Literature DB >> 21926073

Influence of renal dysfunction phenotype on mortality in the setting of cardiac dysfunction: analysis of three randomized controlled trials.

Jeffrey M Testani1, Steven G Coca, Richard P Shannon, Stephen E Kimmel, Thomas P Cappola.   

Abstract

AIMS: Renal neurohormonal activation leading to a reduction in glomerular filtration rate (GFR) has been suggested as a mechanism for renal insufficiency (RI) in the setting of heart failure. We hypothesized that RI occurring in the presence of renal neurohormonal activation may be prognostically more important than RI in the absence of renal neurohormonal activation. METHODS AND
RESULTS: Subjects in the Evaluation Study of Congestive Heart Failure and Pulmonary Artery Catheterization Effectiveness (ESCAPE) trial (n = 429), Beta-Blocker Evaluation of Survival Trial (BEST) (n = 2691), and Studies Of Left Ventricular Dysfunction (SOLVD) trial (n = 6782) limited datasets were studied. The blood urea nitrogen to creatinine ratio (BUN/Creatinine) was employed as a surrogate for renal neurohormonal activation and the primary outcome was the interaction between BUN/Creatinine and RI associated mortality. Baseline RI (GFR < 60 mL/min/1.73 m&amp;sup2;) was associated with mortality in all study populations (P < 0.001).
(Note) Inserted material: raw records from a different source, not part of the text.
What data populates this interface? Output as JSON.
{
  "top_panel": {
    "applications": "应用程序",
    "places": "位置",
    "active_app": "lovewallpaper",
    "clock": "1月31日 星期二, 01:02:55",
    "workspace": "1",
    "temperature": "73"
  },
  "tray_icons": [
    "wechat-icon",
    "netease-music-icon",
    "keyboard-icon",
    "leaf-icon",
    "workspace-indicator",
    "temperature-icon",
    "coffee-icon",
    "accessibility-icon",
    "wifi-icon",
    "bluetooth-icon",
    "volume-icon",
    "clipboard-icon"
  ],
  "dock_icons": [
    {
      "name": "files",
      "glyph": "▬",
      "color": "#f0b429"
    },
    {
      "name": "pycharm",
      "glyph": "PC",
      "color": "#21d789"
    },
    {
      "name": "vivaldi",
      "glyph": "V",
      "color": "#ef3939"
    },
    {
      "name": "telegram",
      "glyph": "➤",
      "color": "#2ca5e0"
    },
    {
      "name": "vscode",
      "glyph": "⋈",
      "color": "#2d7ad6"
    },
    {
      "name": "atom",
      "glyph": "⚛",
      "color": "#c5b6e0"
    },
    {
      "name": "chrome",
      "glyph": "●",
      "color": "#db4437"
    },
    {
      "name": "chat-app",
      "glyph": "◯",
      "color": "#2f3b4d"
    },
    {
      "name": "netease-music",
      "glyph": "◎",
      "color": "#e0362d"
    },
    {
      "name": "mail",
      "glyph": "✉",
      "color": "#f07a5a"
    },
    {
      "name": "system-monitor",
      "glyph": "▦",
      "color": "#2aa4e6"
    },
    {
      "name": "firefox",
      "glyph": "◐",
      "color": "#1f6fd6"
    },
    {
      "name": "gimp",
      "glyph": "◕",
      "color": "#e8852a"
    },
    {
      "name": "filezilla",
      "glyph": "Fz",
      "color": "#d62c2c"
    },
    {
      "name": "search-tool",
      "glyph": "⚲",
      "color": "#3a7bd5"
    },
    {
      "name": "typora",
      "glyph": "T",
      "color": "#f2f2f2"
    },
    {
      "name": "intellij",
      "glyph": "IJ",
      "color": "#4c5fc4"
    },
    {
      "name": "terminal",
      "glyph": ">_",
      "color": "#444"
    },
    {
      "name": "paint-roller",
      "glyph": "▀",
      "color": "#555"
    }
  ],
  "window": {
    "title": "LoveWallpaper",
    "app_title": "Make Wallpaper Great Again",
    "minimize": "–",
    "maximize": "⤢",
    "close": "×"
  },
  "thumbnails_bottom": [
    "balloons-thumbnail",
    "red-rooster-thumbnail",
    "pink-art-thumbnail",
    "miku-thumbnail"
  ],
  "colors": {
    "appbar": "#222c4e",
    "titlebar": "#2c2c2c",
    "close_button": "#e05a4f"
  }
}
In patients with higher BUN/Creatinine, the risk of mortality was consistently greater in patients with RI [adjusted hazard ratio (HR) ESCAPE = 2.8, 95% confidence interval (CI) 1.3-14.3, P = 0.019; BEST = 1.6, 95% CI 1.2-2.2, P = 0.002; SOLVD = 1.6, 95% CI 1.3-2.0, P = 0.001]. However, in patients with lower BUN/Creatinine, the risk of mortality was not elevated in patients with RI (adjusted HR ESCAPE = 0.94, 95% CI 0.35-2.4, P = 0.90, P interaction = 0.005; BEST = 0.97, 95% CI 0.64-1.4, P = 0.90, P interaction = 0.02; SOLVD = 1.0, 95% CI 0.8-1.3, P = 0.71, P interaction = 0.005).
CONCLUSION: The association between RI and poor survival observed in heart failure populations appears to be contingent not simply on the presence of a reduced GFR, but possibly on the mechanism by which GFR is reduced.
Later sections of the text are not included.